И особенно тот первый раз, столько лет назад, когда я делился тобою, на рассвете, к концу приема, — наши вечеринки тогда еще не пользовались столь дурной славой; мне, кто так подбадривал тебя намеками, лестью и косвенным примером, было позволено найти тебя здесь, на этой постели, — необузданную, в пухлом пейзаже чистой белизны, пронзенную и пронзающую, подхлестываемую упоением, поднимаясь и опускаясь, точно брошенное судно в штормовой океанской зыби.

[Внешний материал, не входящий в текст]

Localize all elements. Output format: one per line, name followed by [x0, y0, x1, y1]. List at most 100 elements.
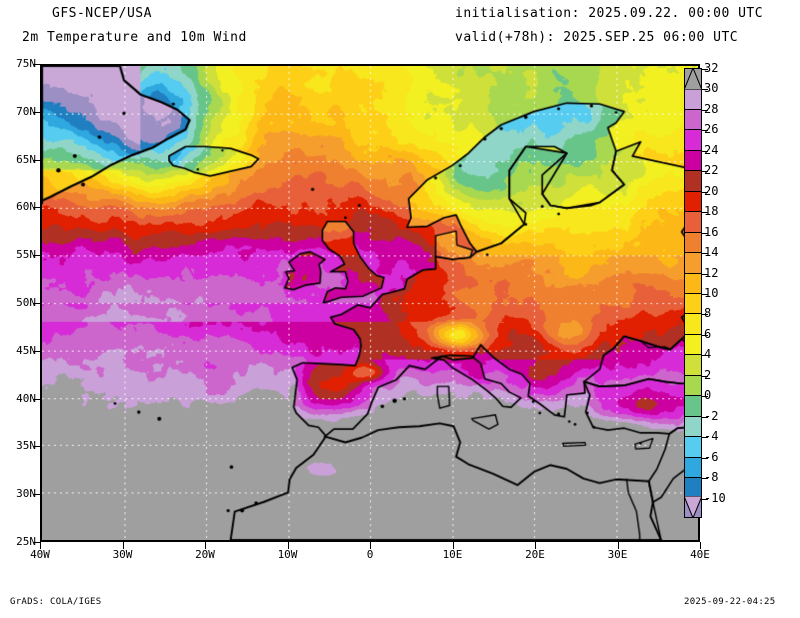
colorbar-label-26: 26: [704, 122, 719, 137]
colorbar-tick: [702, 396, 708, 398]
colorbar-label-0: 0: [704, 388, 712, 403]
lon-tick: [40, 542, 41, 549]
colorbar-tick: [702, 314, 708, 316]
colorbar-label-20: 20: [704, 183, 719, 198]
lon-label-20W: 20W: [195, 548, 215, 561]
colorbar-swatch: [684, 252, 702, 273]
grads-credit: GrADS: COLA/IGES: [10, 597, 102, 607]
colorbar-label--2: -2: [704, 408, 719, 423]
lat-label-50N: 50N: [16, 296, 36, 309]
lat-tick: [33, 159, 40, 161]
temperature-field-canvas: [42, 66, 698, 540]
lon-label-0: 0: [366, 548, 374, 561]
lat-tick: [33, 446, 40, 448]
lon-tick: [617, 542, 619, 549]
lat-label-75N: 75N: [16, 57, 36, 70]
lat-tick: [33, 64, 40, 65]
lon-label-10E: 10E: [442, 548, 463, 561]
colorbar-tick: [702, 416, 708, 418]
colorbar-label-14: 14: [704, 245, 719, 260]
model-title: GFS-NCEP/USA: [52, 6, 152, 21]
colorbar-tick: [702, 355, 708, 357]
lat-label-30N: 30N: [16, 487, 36, 501]
lon-label-30E: 30E: [607, 548, 628, 561]
colorbar-tick: [702, 69, 708, 70]
colorbar-label-30: 30: [704, 81, 719, 96]
valid-time: valid(+78h): 2025.SEP.25 06:00 UTC: [455, 30, 739, 45]
lon-label-40W: 40W: [30, 548, 50, 561]
colorbar-swatch: [684, 108, 702, 130]
colorbar-swatch: [684, 333, 702, 355]
lon-tick: [287, 542, 289, 549]
colorbar-label-6: 6: [704, 326, 712, 341]
colorbar-swatch: [684, 231, 702, 253]
colorbar-tick: [702, 130, 708, 132]
colorbar-swatch: [684, 313, 702, 334]
lat-tick: [33, 398, 40, 400]
colorbar-swatch: [684, 354, 702, 375]
lat-tick: [33, 303, 40, 304]
temperature-colorbar: [684, 68, 702, 518]
colorbar-label-28: 28: [704, 101, 719, 116]
lat-label-45N: 45N: [16, 343, 36, 357]
lon-label-20E: 20E: [525, 548, 545, 561]
colorbar-swatch: [684, 293, 702, 314]
colorbar-swatch: [684, 170, 702, 191]
colorbar-high-extend-arrow: [684, 68, 702, 90]
lat-tick: [33, 207, 40, 209]
colorbar-tick: [702, 478, 708, 480]
lat-tick: [33, 494, 40, 496]
lat-tick: [33, 255, 40, 257]
colorbar-tick: [702, 171, 708, 173]
colorbar-swatch: [684, 395, 702, 416]
lat-label-60N: 60N: [16, 200, 36, 214]
colorbar-swatch: [684, 129, 702, 150]
lat-label-35N: 35N: [16, 439, 36, 453]
colorbar-label-24: 24: [704, 142, 719, 157]
field-title: 2m Temperature and 10m Wind: [22, 30, 247, 45]
colorbar-label-16: 16: [704, 224, 719, 239]
colorbar-tick: [702, 273, 708, 275]
lon-tick: [535, 542, 536, 549]
colorbar-tick: [702, 437, 708, 439]
lat-label-25N: 25N: [16, 535, 36, 548]
colorbar-tick: [702, 294, 708, 295]
lon-tick: [370, 542, 371, 549]
colorbar-swatch: [684, 374, 702, 396]
temperature-map-plot: [40, 64, 700, 542]
colorbar-tick: [702, 109, 708, 111]
colorbar-tick: [702, 89, 708, 91]
colorbar-swatch: [684, 456, 702, 478]
lat-tick: [33, 350, 40, 352]
colorbar-tick: [702, 232, 708, 234]
colorbar-label--6: -6: [704, 449, 719, 464]
colorbar-swatch: [684, 272, 702, 293]
colorbar-swatch: [684, 190, 702, 212]
colorbar-tick: [702, 191, 708, 193]
colorbar-label-18: 18: [704, 204, 719, 219]
colorbar-label-4: 4: [704, 347, 712, 362]
lon-tick: [700, 542, 701, 549]
colorbar-tick: [702, 253, 708, 255]
colorbar-low-extend-arrow: [684, 496, 702, 518]
colorbar-tick: [702, 212, 708, 214]
colorbar-tick: [702, 375, 708, 377]
lon-label-10W: 10W: [277, 548, 298, 561]
lat-label-40N: 40N: [16, 391, 36, 405]
colorbar-swatch: [684, 477, 702, 498]
lat-tick: [33, 111, 40, 113]
colorbar-swatch: [684, 436, 702, 457]
colorbar-swatch: [684, 211, 702, 232]
colorbar-swatch: [684, 415, 702, 437]
lon-label-40E: 40E: [690, 548, 710, 561]
colorbar-swatch: [684, 88, 702, 109]
colorbar-label--8: -8: [704, 470, 719, 485]
lat-label-65N: 65N: [16, 152, 36, 166]
lat-label-55N: 55N: [16, 248, 36, 262]
lat-tick: [33, 542, 40, 543]
colorbar-tick: [702, 457, 708, 459]
colorbar-label--4: -4: [704, 429, 719, 444]
colorbar-tick: [702, 498, 708, 500]
initialisation-time: initialisation: 2025.09.22. 00:00 UTC: [455, 6, 764, 21]
colorbar-swatch: [684, 149, 702, 171]
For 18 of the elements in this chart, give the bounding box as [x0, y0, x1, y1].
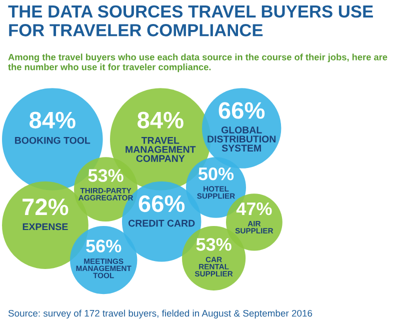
source-note: Source: survey of 172 travel buyers, fielded in August & September 2016 [8, 310, 312, 318]
data-label: 50% [198, 167, 234, 180]
data-label: 66% [138, 195, 185, 212]
category-label: BOOKING TOOL [15, 136, 90, 144]
data-label: 56% [86, 240, 122, 252]
data-label: 66% [218, 102, 265, 119]
category-label: EXPENSE [22, 223, 68, 230]
category-label: CREDIT CARD [128, 220, 195, 227]
category-label: TRAVEL MANAGEMENT COMPANY [126, 137, 196, 162]
data-label: 53% [88, 169, 124, 182]
data-label: 53% [196, 238, 232, 251]
data-label: 84% [30, 112, 76, 128]
data-label: 72% [22, 198, 68, 216]
text: Among the travel buyers who use each data source in the course of their jobs, here are the number who use it for traveler compliance. [8, 54, 388, 72]
data-label: 84% [138, 112, 184, 128]
data-label: 47% [236, 202, 272, 216]
category-label: GLOBAL DISTRIBUTION SYSTEM [208, 126, 276, 152]
text: THE DATA SOURCES TRAVEL BUYERS USE FOR TRAVELER COMPLIANCE [8, 5, 373, 36]
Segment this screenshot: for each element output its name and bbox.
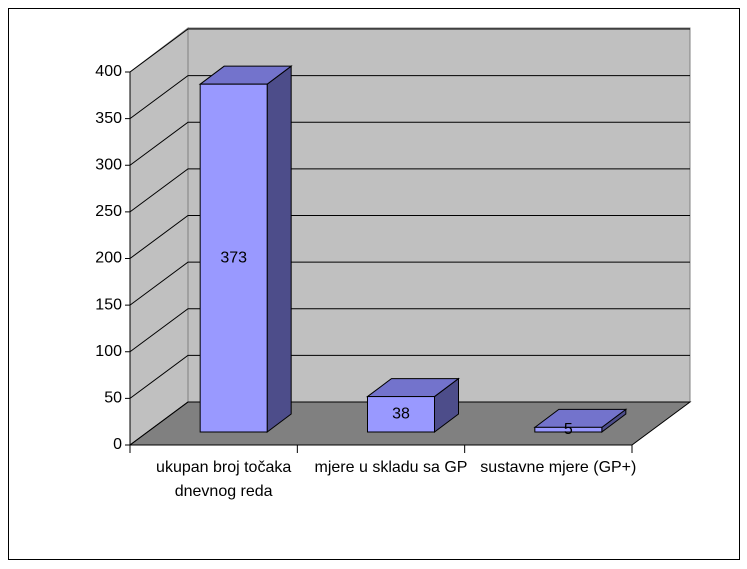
value-label: 5 — [564, 421, 573, 438]
grid-line — [129, 28, 690, 73]
grid-line — [129, 168, 690, 213]
y-tick-label: 50 — [104, 390, 122, 407]
bars: 373 38 5 — [198, 65, 628, 438]
grid-line — [129, 308, 690, 353]
grid-line — [129, 121, 690, 166]
grid — [129, 28, 690, 446]
grid-line — [129, 75, 690, 120]
bar — [534, 426, 603, 433]
value-label: 373 — [220, 249, 247, 266]
grid-line — [129, 354, 690, 399]
value-label: 38 — [392, 406, 410, 423]
y-tick-label: 200 — [95, 250, 122, 267]
x-tick-label: sustavne mjere (GP+) — [480, 459, 637, 476]
bar — [367, 396, 435, 433]
bar — [199, 83, 268, 433]
grid-line — [129, 261, 690, 306]
x-tick-label: ukupan broj točaka dnevnog reda — [156, 459, 292, 500]
grid-line — [129, 215, 690, 259]
bar-side — [266, 65, 292, 433]
y-tick-label: 350 — [95, 110, 122, 127]
y-tick-label: 0 — [113, 436, 122, 453]
x-tick-label: mjere u skladu sa GP — [314, 459, 468, 476]
y-tick-label: 400 — [95, 63, 122, 80]
grid-line — [129, 401, 690, 446]
y-tick-label: 100 — [95, 343, 122, 360]
y-tick-label: 150 — [95, 296, 122, 313]
y-tick-label: 300 — [95, 156, 122, 173]
y-tick-label: 250 — [95, 203, 122, 220]
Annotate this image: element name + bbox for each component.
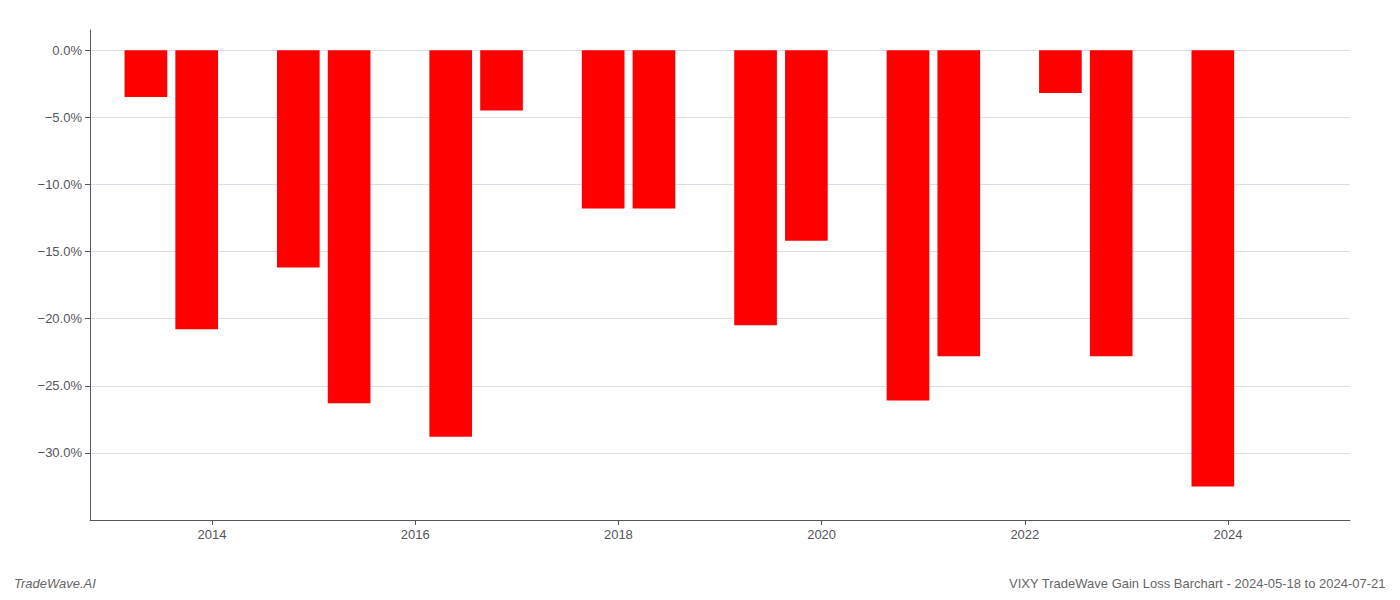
svg-text:2018: 2018 xyxy=(604,527,633,542)
svg-text:−10.0%: −10.0% xyxy=(38,177,83,192)
svg-text:2020: 2020 xyxy=(807,527,836,542)
svg-text:2024: 2024 xyxy=(1214,527,1243,542)
svg-text:2022: 2022 xyxy=(1010,527,1039,542)
svg-text:TradeWave.AI: TradeWave.AI xyxy=(14,576,96,591)
svg-text:−5.0%: −5.0% xyxy=(45,110,83,125)
svg-text:0.0%: 0.0% xyxy=(52,43,82,58)
svg-text:−15.0%: −15.0% xyxy=(38,244,83,259)
svg-text:−20.0%: −20.0% xyxy=(38,311,83,326)
svg-text:2016: 2016 xyxy=(401,527,430,542)
svg-text:2014: 2014 xyxy=(197,527,226,542)
svg-text:VIXY TradeWave Gain Loss Barch: VIXY TradeWave Gain Loss Barchart - 2024… xyxy=(1009,576,1386,591)
svg-text:−30.0%: −30.0% xyxy=(38,445,83,460)
svg-text:−25.0%: −25.0% xyxy=(38,378,83,393)
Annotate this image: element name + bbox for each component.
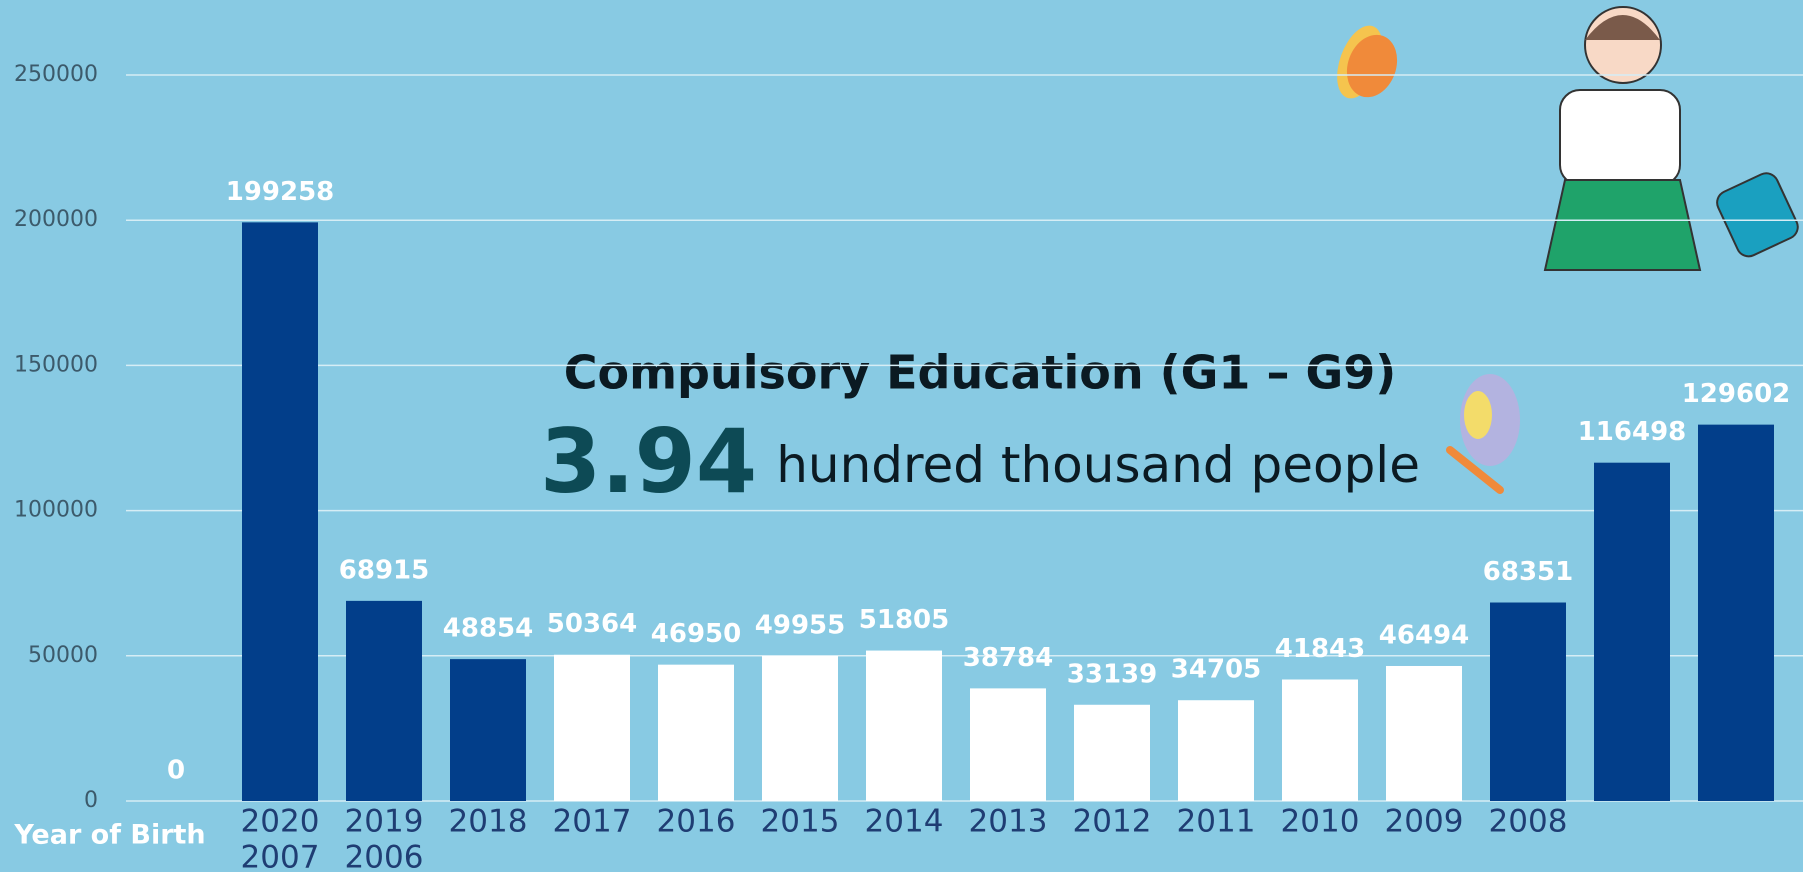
decor-girl	[1543, 6, 1799, 271]
x-tick-label: 2014	[865, 804, 944, 840]
value-label: 199258	[226, 177, 335, 207]
value-label: 41843	[1275, 634, 1365, 664]
value-label: 68351	[1483, 557, 1573, 587]
value-label: 46494	[1379, 620, 1469, 650]
bar	[762, 655, 838, 801]
x-tick-label: 2015	[761, 804, 840, 840]
bar	[450, 659, 526, 801]
bar	[346, 600, 422, 801]
value-label: 46950	[651, 619, 741, 649]
x-tick-label: 2018	[449, 804, 528, 840]
bar	[1282, 679, 1358, 801]
annotation-number: 3.94	[540, 410, 757, 513]
x-tick-label: 2012	[1073, 804, 1152, 840]
value-label: 68915	[339, 555, 429, 585]
x-tick-label: 2008	[1489, 804, 1568, 840]
bar	[658, 664, 734, 801]
annotation-unit: hundred thousand people	[776, 436, 1420, 494]
x-tick-label: 2016	[657, 804, 736, 840]
x-tick-label: 2007	[241, 840, 320, 872]
bar	[1698, 424, 1774, 801]
y-tick-label: 0	[84, 788, 98, 813]
annotation-heading: Compulsory Education (G1 – G9)	[564, 346, 1397, 400]
bar	[1074, 704, 1150, 801]
value-label: 51805	[859, 605, 949, 635]
bar	[866, 650, 942, 801]
y-tick-label: 150000	[14, 352, 98, 377]
bar	[970, 688, 1046, 801]
x-tick-label: 2020	[241, 804, 320, 840]
bar	[1386, 665, 1462, 801]
value-label: 48854	[443, 614, 533, 644]
x-tick-label: 2019	[345, 804, 424, 840]
x-tick-label: 2009	[1385, 804, 1464, 840]
bar	[1178, 700, 1254, 801]
y-tick-label: 100000	[14, 498, 98, 523]
x-axis-label: Year of Birth	[13, 820, 205, 851]
bar	[1594, 462, 1670, 801]
value-label: 129602	[1682, 379, 1791, 409]
value-label: 34705	[1171, 655, 1261, 685]
value-label: 0	[167, 756, 185, 786]
bar	[1490, 602, 1566, 801]
x-tick-label: 2011	[1177, 804, 1256, 840]
value-label: 49955	[755, 610, 845, 640]
value-label: 33139	[1067, 659, 1157, 689]
y-tick-label: 50000	[28, 643, 98, 668]
x-tick-label: 2017	[553, 804, 632, 840]
value-label: 116498	[1578, 417, 1687, 447]
bar	[554, 654, 630, 801]
value-label: 50364	[547, 609, 637, 639]
value-label: 38784	[963, 643, 1053, 673]
x-tick-label: 2010	[1281, 804, 1360, 840]
y-tick-label: 200000	[14, 207, 98, 232]
decor-butterfly	[1337, 25, 1520, 494]
y-tick-label: 250000	[14, 62, 98, 87]
x-tick-label: 2013	[969, 804, 1048, 840]
annotation-line: 3.94 hundred thousand people	[540, 410, 1420, 513]
x-tick-label: 2006	[345, 840, 424, 872]
bar	[242, 222, 318, 802]
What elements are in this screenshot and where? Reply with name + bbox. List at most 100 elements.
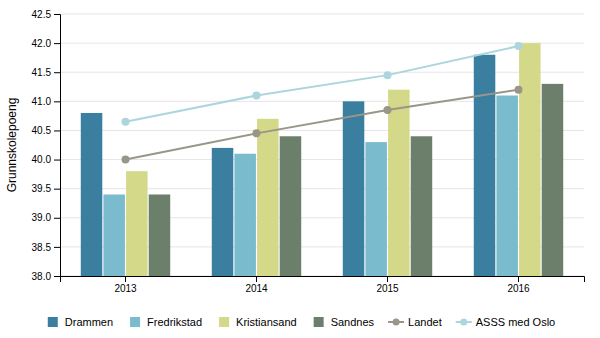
bar <box>343 101 365 276</box>
legend-item: ASSS med Oslo <box>456 316 555 328</box>
legend-swatch <box>48 317 58 327</box>
y-axis: 38.0 38.5 39.0 39.5 40.0 40.5 41.0 41.5 42.0 42.5 <box>32 9 61 282</box>
bar <box>519 43 541 276</box>
x-axis: 2013 2014 2015 2016 <box>61 276 585 294</box>
legend-item: Landet <box>388 316 442 328</box>
x-tick-mark <box>387 276 388 282</box>
x-tick-mark <box>518 276 519 282</box>
legend-item: Drammen <box>48 316 113 328</box>
grid-line <box>60 72 584 73</box>
bar <box>280 136 302 276</box>
y-tick-mark <box>54 130 60 131</box>
bar <box>81 113 103 276</box>
y-tick: 41.5 <box>32 67 60 78</box>
marker <box>253 129 261 137</box>
y-tick-mark <box>54 72 60 73</box>
legend-swatch <box>219 317 229 327</box>
y-tick-mark <box>54 218 60 219</box>
bar <box>474 55 496 276</box>
y-tick-label: 39.0 <box>32 212 52 223</box>
y-tick-label: 40.0 <box>32 154 52 165</box>
y-tick: 42.5 <box>32 9 60 20</box>
bar <box>388 90 410 276</box>
bar <box>126 171 148 276</box>
legend-swatch <box>314 317 324 327</box>
bar <box>234 154 256 276</box>
grid <box>60 14 584 276</box>
y-tick: 40.0 <box>32 154 60 165</box>
bar <box>149 194 171 276</box>
line <box>126 90 519 160</box>
marker <box>122 156 130 164</box>
y-tick-mark <box>54 247 60 248</box>
bar <box>542 84 564 276</box>
y-tick: 38.0 <box>32 271 60 282</box>
legend-swatch <box>460 319 467 326</box>
legend-label: Kristiansand <box>236 316 297 328</box>
legend-label: ASSS med Oslo <box>476 316 555 328</box>
legend-swatch <box>130 317 140 327</box>
x-tick-mark <box>256 276 257 282</box>
chart: 38.0 38.5 39.0 39.5 40.0 40.5 41.0 41.5 42.0 42.5… <box>0 0 600 338</box>
y-tick-label: 42.5 <box>32 9 52 20</box>
x-tick-label: 2015 <box>376 283 399 294</box>
y-tick-mark <box>54 43 60 44</box>
y-tick-mark <box>54 101 60 102</box>
legend-swatch <box>393 319 400 326</box>
line <box>126 46 519 122</box>
y-tick-label: 41.0 <box>32 96 52 107</box>
x-tick-mark <box>125 276 126 282</box>
y-tick-mark <box>54 14 60 15</box>
legend-item: Sandnes <box>314 316 375 328</box>
x-tick: 2016 <box>507 276 530 294</box>
bar <box>496 96 518 276</box>
bar-series <box>103 96 518 276</box>
grid-line <box>60 43 584 44</box>
marker <box>515 86 523 94</box>
marker <box>122 118 130 126</box>
x-tick: 2014 <box>245 276 268 294</box>
y-tick-mark <box>54 160 60 161</box>
bar-series <box>126 43 541 276</box>
x-tick-label: 2014 <box>245 283 268 294</box>
bar <box>411 136 433 276</box>
legend-item: Kristiansand <box>219 316 297 328</box>
y-tick: 38.5 <box>32 242 60 253</box>
y-tick-label: 38.5 <box>32 242 52 253</box>
marker <box>384 106 392 114</box>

То был кузен, один из лучших моих друзей, я скакал с ним на лошади, стрелял, фехтовал и проводил множество одурманенных и пьяных ночей. И вот я увидел его под тобою, в упряжи, привязанного атласными лентами с кисточками, наслаждающегося тобой, а ты оседлала его, поднявшись, выгнувшись, руками вцепилась ему в лодыжки, стиснула, а потом — когда он пришел в себя, сперва изумившись моему появлению, и примирился с этой идеей, — вообще-то она явно его воодушевила, — для меня ты склонилась над ним, целуя, и я тоже слился с тобой, взобравшись и оседлав тебя подле него, параллельно его щедрым ударам, но — нежнее, терпеливее, стараясь не двигаться, — выбрав подход основательнее. По моему приказу ты замерла послушной кобылой, и, думаю, чувствуя, как он движется под тобой и в тебе, усилием своим он постиг и испустил в меня то, что искал в тебе и в себе.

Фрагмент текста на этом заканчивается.